The researchers also investigated the self-cooperation capabilities of large models at different model sizes. The researchers evaluated the effectiveness of self-collaboration methods on complex tasks, especially those that are challenging for direct code generation. For such tasks, researchers employ self-collaboration strategies as solutions. As shown in Figure 6, with the expansion of the model scale, the coding ability of the large model usually shows an increasing trend, and the self-cooperation ability starts to appear at around 7B parameters, and then continues to improve. Experimental results show that self-cooperation can help stimulate the latent intelligence of large models.
Furthermore, the researchers demonstrate an example of self-collaboration code generation, as shown in Figure 4. In this test report, the tester pointed out that the implemented code may cause duplicate elements to be removed from the list, which may cause some edge test cases to fail. Therefore, it is recommended to remove the line "lst = list (set (lst))" from the implemented code. The programmer then removed the line "lst = list (set (lst))" based on feedback in the test report. In the last interaction, the tester confirms that the modified code has passed all tests and meets the requirements, and the code generation process ends.
The researchers also applied the self-collaboration framework to two examples of more complex real-world coding projects, game development and web page production, as shown in Figures 5 and 9. Self-collaboration can produce complete game logic and a satisfactory game interface. For the development of weather forecast web pages, it can also correctly call the external weather interface to realize all functions. However, direct code generation does not cover all required functions and has bugs, which is not effective.
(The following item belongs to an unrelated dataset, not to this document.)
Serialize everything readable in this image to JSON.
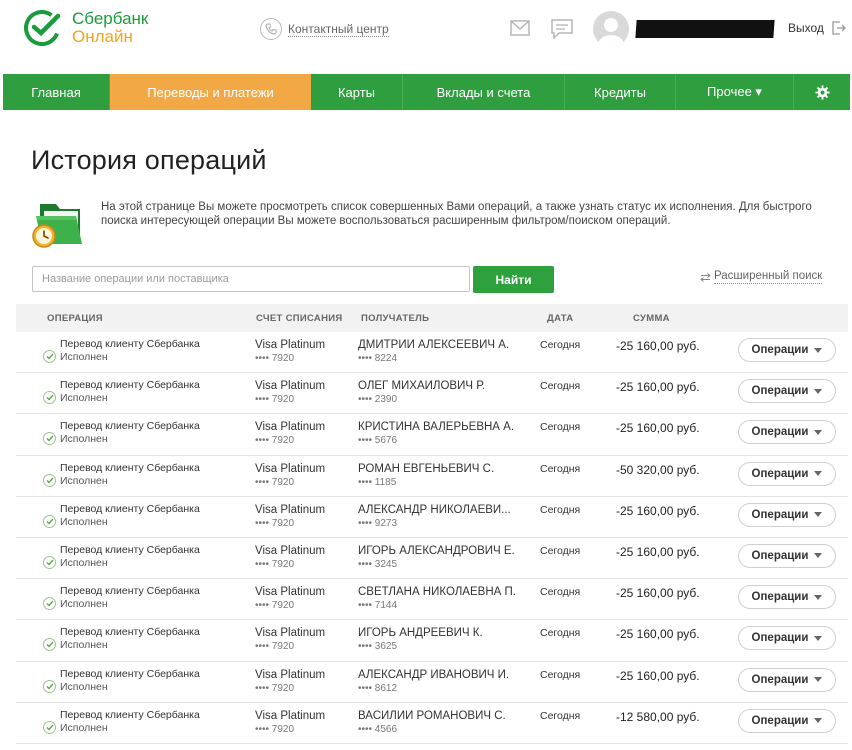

In conclusion, the self-collaboration framework exhibits significant performance gains in code generation tasks, and multi-role teams are able to deal with various problems and challenges more effectively than single-role teams. This approach provides a new research direction in the field of natural language processing and code generation, which is worthy of further exploration and optimization. Future work may include the exploration of more roles and more powerful models, and the application of the self-collaboration framework to other natural language processing tasks.
in conclusion
In this work, the researchers propose a self-collaboration framework, which aims to enhance the problem-solving ability of large models through collaborative and interactive methods. Specifically, the researchers explore the potential of ChatGPT in facilitating team-based code generation and collaboration in the software development process. To this end, the researchers assembled an elementary team of three different ChatGPT roles with the aim of comprehensively addressing the code generation task. To evaluate the effectiveness and generalization performance of our self-collaboration framework, we conduct extensive experiments on various code generation benchmarks. Experimental results provide substantial evidence supporting the effectiveness and generalizability of the self-collaboration framework. The researchers believe that enabling models to form their own teams and cooperate to complete complex tasks is a key step towards AGI. In the future, this research technology will also be directly applied to the products of aiXcoder (an intelligent software development system based on large code models).